Religion is hardly ever out of the news. Whether that is for negative reasons (e.g. terrorism, sex abuse, declining church attendance figures), positive reasons (action on refugees, climate, poverty, debt) or merely descriptive reasons (e.g. Pew Forum, the forthcoming Census data), religion is pretty much always in the news.

Inevitably, that means that the two – science and religion – often come together to form a topic of intense discussion. It’s one on which everyone seems to have an opinion. Science and religion are perfectly compatible, or they are irreconcilably opposed, or they are entirely non–overlapping, or it’s some messy combination of the above.

Much of the research on this topic has been driven by American concerns which are – how shall we say? – somewhat sui generis: unique to the circumstances in the US. Religion means evangelicalism or fundamentalism. Science means Darwinism. Go do the math.

This is changing. Researchers in the UK (such as Fern Elsdon–Baker) and in the US (such as Elaine Howard Ecklund and John Evans) are bringing more nuance to a picture that has, heretofore, all too often been first simplified, then exaggerated, and finally militarised.

In particular, they have noticed how actual real, living human beings – in all their composite, complex, confused messiness – have been largely absent from the debate, a debate that has had much to say about evolution and cosmology and biblical literalism, but rather less about the wider personal, social, ethical, metaphysical, epistemological, and political concerns in which all such important debates take place. After all, if most of the news stories about science are not about evolution or the Big Bang, and most of the news stories about religion are not about fundamentalism or Genesis chapter 1, it seems strange that so many science and religion stories have been about evolution and Genesis.

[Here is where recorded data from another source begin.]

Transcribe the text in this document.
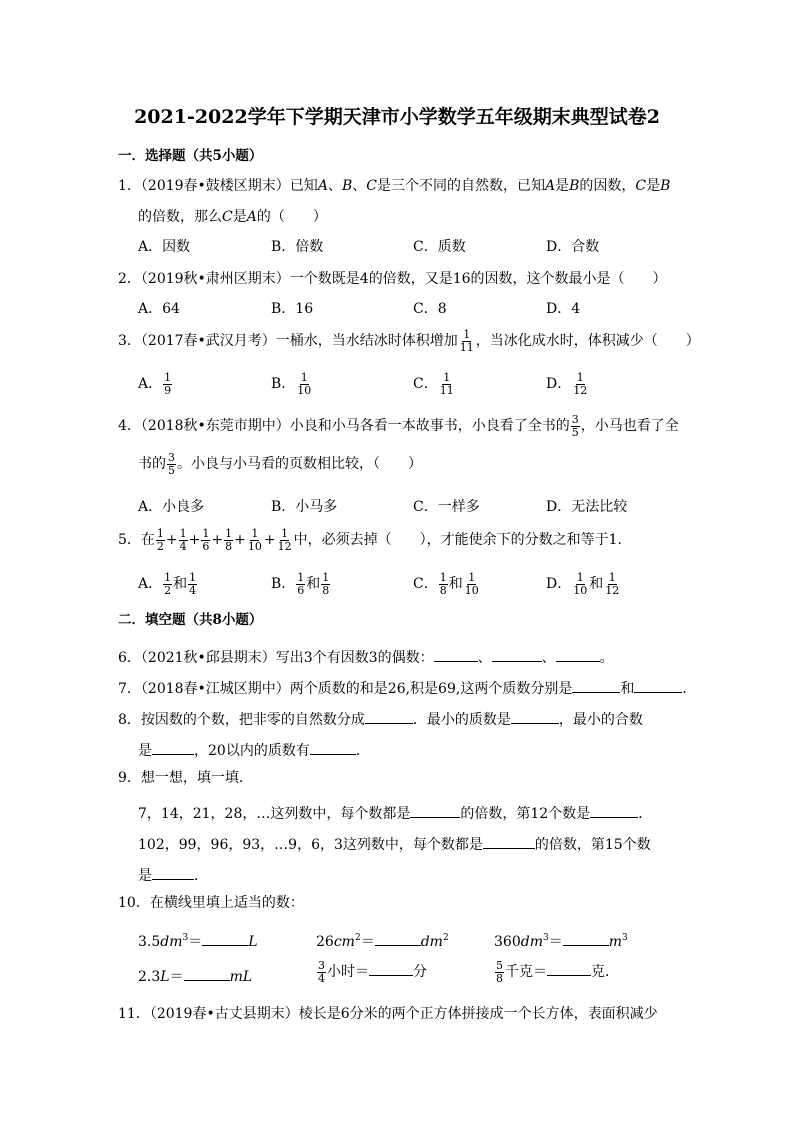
2021-2022学年下学期天津市小学数学五年级期末典型试卷2
一．选择题（共5小题）
1．（2019春•鼓楼区期末）已知A、B、C是三个不同的自然数，已知A是B的因数，C是B
的倍数，那么C是A的（　　）
A．因数	B．倍数	C．质数	D．合数
2．（2019秋•肃州区期末）一个数既是4的倍数，又是16的因数，这个数最小是（　　）
A．64	B．16	C．8	D．4
3．（2017春•武汉月考）一桶水，当水结冰时体积增加 $\frac{1}{11}$ ，当冰化成水时，体积减少（　　）
A． $\frac{1}{9}$	B． $\frac{1}{10}$	C． $\frac{1}{11}$	D． $\frac{1}{12}$
4．（2018秋•东莞市期中）小良和小马各看一本故事书，小良看了全书的 $\frac{3}{5}$ ，小马也看了全
书的 $\frac{3}{5}$ 。小良与小马看的页数相比较，（　　）
A．小良多	B．小马多	C．一样多	D．无法比较
5．在 $\frac{1}{2} + \frac{1}{4} + \frac{1}{6} + \frac{1}{8} + \frac{1}{10} + \frac{1}{12}$ 中，必须去掉（　　），才能使余下的分数之和等于1．
A． $\frac{1}{2}$ 和 $\frac{1}{4}$	B． $\frac{1}{6}$ 和 $\frac{1}{8}$	C． $\frac{1}{8}$ 和 $\frac{1}{10}$	D． $\frac{1}{10}$ 和 $\frac{1}{12}$
二．填空题（共8小题）
6．（2021秋•邱县期末）写出3个有因数3的偶数：	、	、	。
7．（2018春•江城区期中）两个质数的和是26,积是69,这两个质数分别是	和	．
8．按因数的个数，把非零的自然数分成	．最小的质数是	，最小的合数
是	，20以内的质数有	．
9．想一想，填一填．
7，14，21，28，…这列数中，每个数都是	的倍数，第12个数是	．
102，99，96，93，…9，6，3这列数中，每个数都是	的倍数，第15个数
是	．
10．在横线里填上适当的数：
$3.5dm^3=$	L	$26cm^2=$	$dm^2$	$360dm^3=$	$m^3$
2.3L＝	mL	$\frac{3}{4}$ 小时＝	分	$\frac{5}{8}$ 千克＝	克．
11．（2019春•古丈县期末）棱长是6分米的两个正方体拼接成一个长方体，表面积减少
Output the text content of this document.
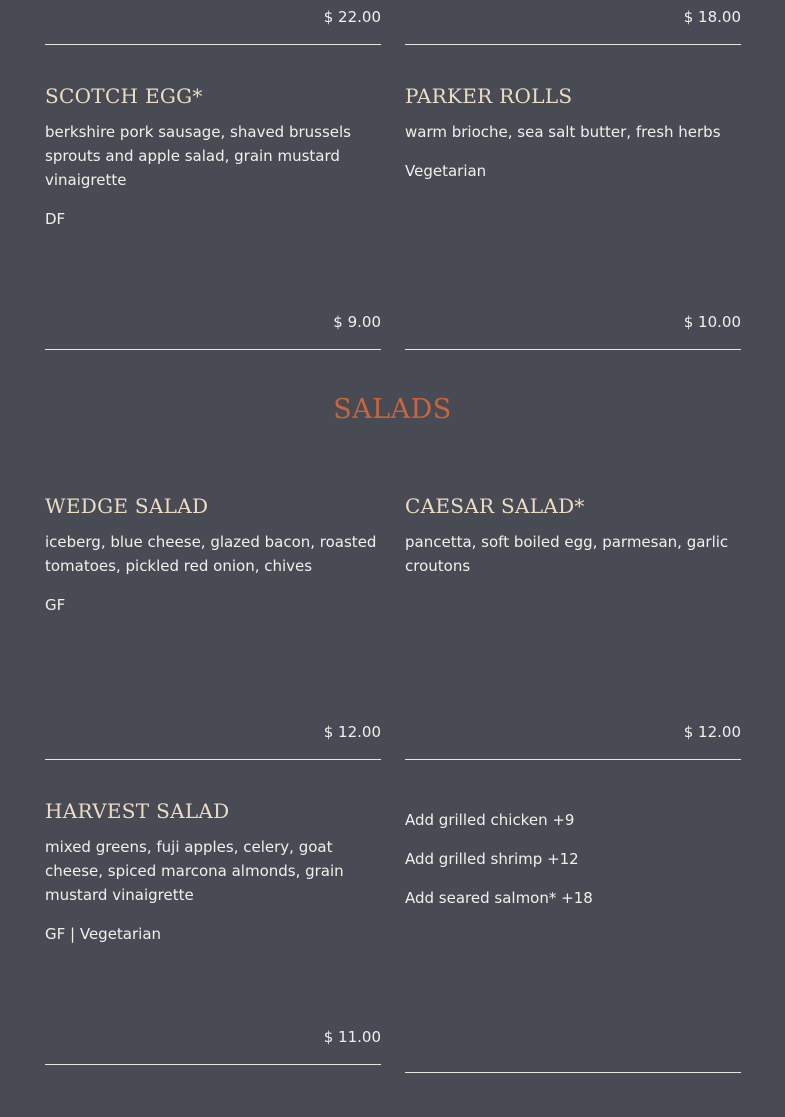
$ 22.00	$ 18.00
SCOTCH EGG*
berkshire pork sausage, shaved brussels sprouts and apple salad, grain mustard vinaigrette
DF
$ 9.00
PARKER ROLLS
warm brioche, sea salt butter, fresh herbs
Vegetarian
$ 10.00
SALADS
WEDGE SALAD
iceberg, blue cheese, glazed bacon, roasted tomatoes, pickled red onion, chives
GF
$ 12.00
CAESAR SALAD*
pancetta, soft boiled egg, parmesan, garlic croutons
$ 12.00
HARVEST SALAD
mixed greens, fuji apples, celery, goat cheese, spiced marcona almonds, grain mustard vinaigrette
GF | Vegetarian
$ 11.00
Add grilled chicken +9
Add grilled shrimp +12
Add seared salmon* +18
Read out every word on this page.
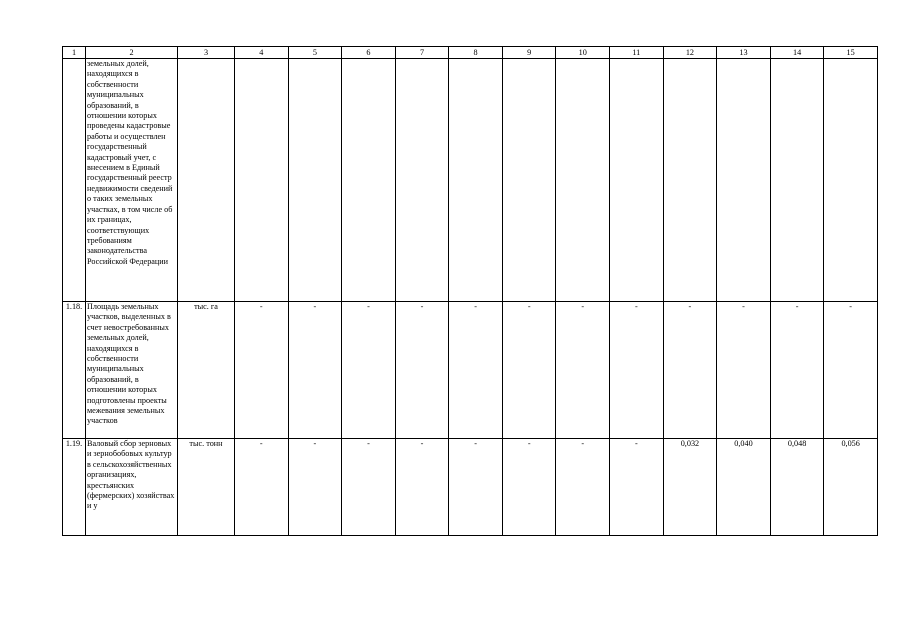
1	2	3	4	5	6	7	8	9	10	11	12	13	14	15
	земельных долей, находящихся в собственности муниципальных образований, в отношении которых проведены кадастровые работы и осуществлен государственный кадастровый учет, с внесением в Единый государственный реестр недвижимости сведений о таких земельных участках, в том числе об их границах, соответствующих требованиям законодательства Российской Федерации													
1.18.	Площадь земельных участков, выделенных в счет невостребованных земельных долей, находящихся в собственности муниципальных образований, в отношении которых подготовлены проекты межевания земельных участков	тыс. га	-	-	-	-	-	-	-	-	-	-	-	-
1.19.	Валовый сбор зерновых и зернобобовых культур в сельскохозяйственных организациях, крестьянских (фермерских) хозяйствах и у	тыс. тонн	-	-	-	-	-	-	-	-	0,032	0,040	0,048	0,056
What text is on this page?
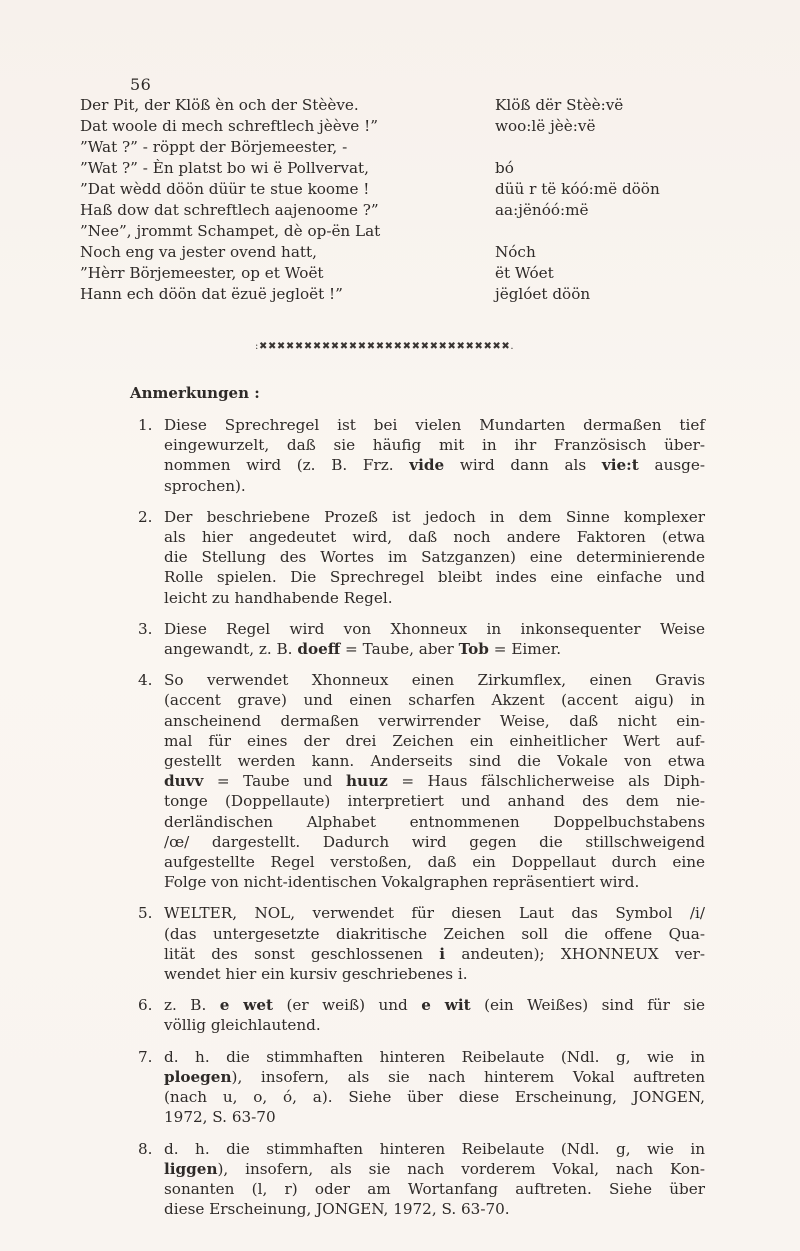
56
Der Pit, der Klöß èn och der Stèève.	Klöß dër Stèè:vë
Dat woole di mech schreftlech jèève !”	woo:lë jèè:vë
”Wat ?” - röppt der Börjemeester, -
”Wat ?” - Èn platst bo wi ë Pollvervat,	bó
”Dat wèdd döön düür te stue koome !	düü r të kóó:më döön
Haß dow dat schreftlech aajenoome ?”	aa:jënóó:më
”Nee”, jrommt Schampet, dè op-ën Lat
Noch eng va jester ovend hatt,	Nóch
”Hèrr Börjemeester, op et Woët	ët Wóet
Hann ech döön dat ëzuë jegloët !”	jëglóet döön
:✖✖✖✖✖✖✖✖✖✖✖✖✖✖✖✖✖✖✖✖✖✖✖✖✖✖✖✖.
Anmerkungen :
1. Diese Sprechregel ist bei vielen Mundarten dermaßen tief
eingewurzelt, daß sie häufig mit in ihr Französisch über-
nommen wird (z. B. Frz. vide wird dann als vie:t ausge-
sprochen).
2. Der beschriebene Prozeß ist jedoch in dem Sinne komplexer
als hier angedeutet wird, daß noch andere Faktoren (etwa
die Stellung des Wortes im Satzganzen) eine determinierende
Rolle spielen. Die Sprechregel bleibt indes eine einfache und
leicht zu handhabende Regel.
3. Diese Regel wird von Xhonneux in inkonsequenter Weise
angewandt, z. B. doeff = Taube, aber Tob = Eimer.
4. So verwendet Xhonneux einen Zirkumflex, einen Gravis
(accent grave) und einen scharfen Akzent (accent aigu) in
anscheinend dermaßen verwirrender Weise, daß nicht ein-
mal für eines der drei Zeichen ein einheitlicher Wert auf-
gestellt werden kann. Anderseits sind die Vokale von etwa
duvv = Taube und huuz = Haus fälschlicherweise als Diph-
tonge (Doppellaute) interpretiert und anhand des dem nie-
derländischen Alphabet entnommenen Doppelbuchstabens
/œ/ dargestellt. Dadurch wird gegen die stillschweigend
aufgestellte Regel verstoßen, daß ein Doppellaut durch eine
Folge von nicht-identischen Vokalgraphen repräsentiert wird.
5. WELTER, NOL, verwendet für diesen Laut das Symbol /i/
(das untergesetzte diakritische Zeichen soll die offene Qua-
lität des sonst geschlossenen i andeuten); XHONNEUX ver-
wendet hier ein kursiv geschriebenes i.
6. z. B. e wet (er weiß) und e wit (ein Weißes) sind für sie
völlig gleichlautend.
7. d. h. die stimmhaften hinteren Reibelaute (Ndl. g, wie in
ploegen), insofern, als sie nach hinterem Vokal auftreten
(nach u, o, ó, a). Siehe über diese Erscheinung, JONGEN,
1972, S. 63-70
8. d. h. die stimmhaften hinteren Reibelaute (Ndl. g, wie in
liggen), insofern, als sie nach vorderem Vokal, nach Kon-
sonanten (l, r) oder am Wortanfang auftreten. Siehe über
diese Erscheinung, JONGEN, 1972, S. 63-70.
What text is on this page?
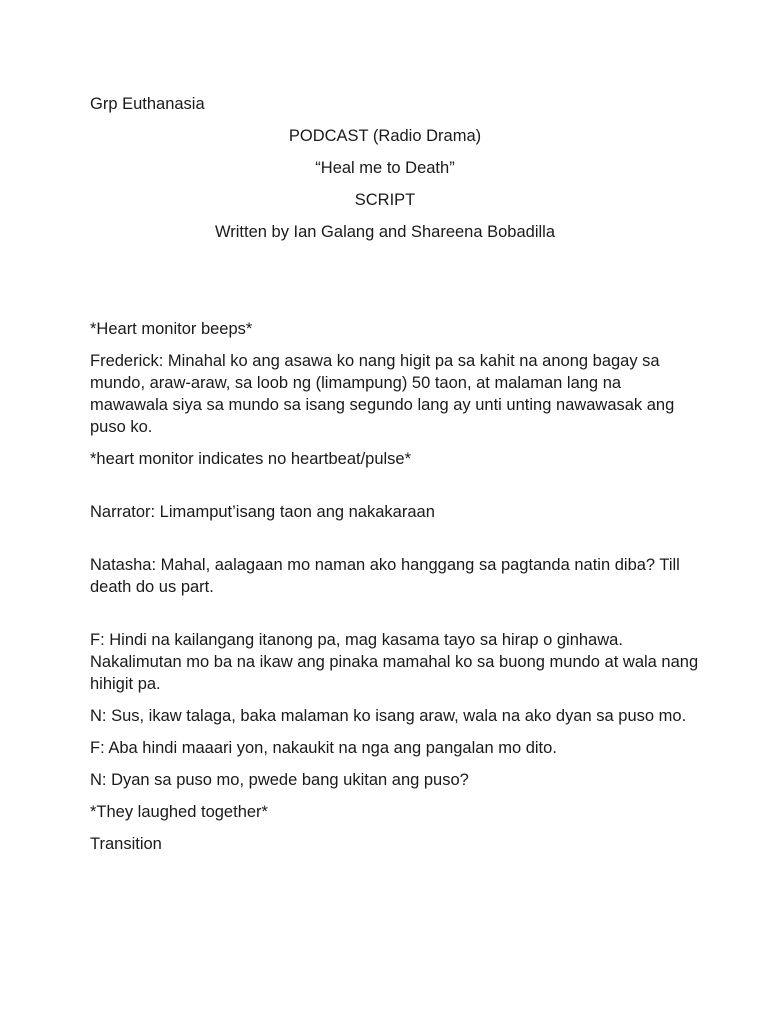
Grp Euthanasia

PODCAST (Radio Drama)

“Heal me to Death”

SCRIPT

Written by Ian Galang and Shareena Bobadilla

*Heart monitor beeps*

Frederick: Minahal ko ang asawa ko nang higit pa sa kahit na anong bagay sa mundo, araw-araw, sa loob ng (limampung) 50 taon, at malaman lang na mawawala siya sa mundo sa isang segundo lang ay unti unting nawawasak ang puso ko.

*heart monitor indicates no heartbeat/pulse*

Narrator: Limamput’isang taon ang nakakaraan

Natasha: Mahal, aalagaan mo naman ako hanggang sa pagtanda natin diba? Till death do us part.

F: Hindi na kailangang itanong pa, mag kasama tayo sa hirap o ginhawa. Nakalimutan mo ba na ikaw ang pinaka mamahal ko sa buong mundo at wala nang hihigit pa.

N: Sus, ikaw talaga, baka malaman ko isang araw, wala na ako dyan sa puso mo.

F: Aba hindi maaari yon, nakaukit na nga ang pangalan mo dito.

N: Dyan sa puso mo, pwede bang ukitan ang puso?

*They laughed together*

Transition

Our project, ‘Science and religion: reframing the conversation’ takes up this challenge, building on existing work to offer a rich, new perspective on the whole science and religion issue.

Over the last three years, Theos has been working with The Faraday Institute for Science and Religion, and YouGov, on an unprecedently large research project exploring science and religion in the UK. We wanted to look at science and religion afresh, and in particular as if real human beings actually existed. We wanted to explore what exactly people were disagreeing about (when they were disagreeing).

We interviewed over a hundred leading experts – scientists, philosophers, theologians, communicators, from Susan Greenfield, Sue Blackmore and Angela Saini to Brian Cox, A.C. Grayling and Adam Rutherford – and generated nearly a million words’ worth of interview transcript. We also commissioned YouGov to conduct a massive questionnaire (over 200 questions/ statements) among over 5,000 UK adult respondents, which has generated data tables that could cover a football field. The results are fascinating and rewarding.

Over the coming months we will be releasing the data. There will be blogs, reviews, podcasts, reports, on–line seminars, research papers, and (eventually) books. There will be an on–line Science and Religion Compass (a bit like the political compass), that will allow people to measure their own ‘temperature’ in this debate, as well as another brilliant animation from Theos’ Emily Downe, drawing out the key issues that underlie these discussions.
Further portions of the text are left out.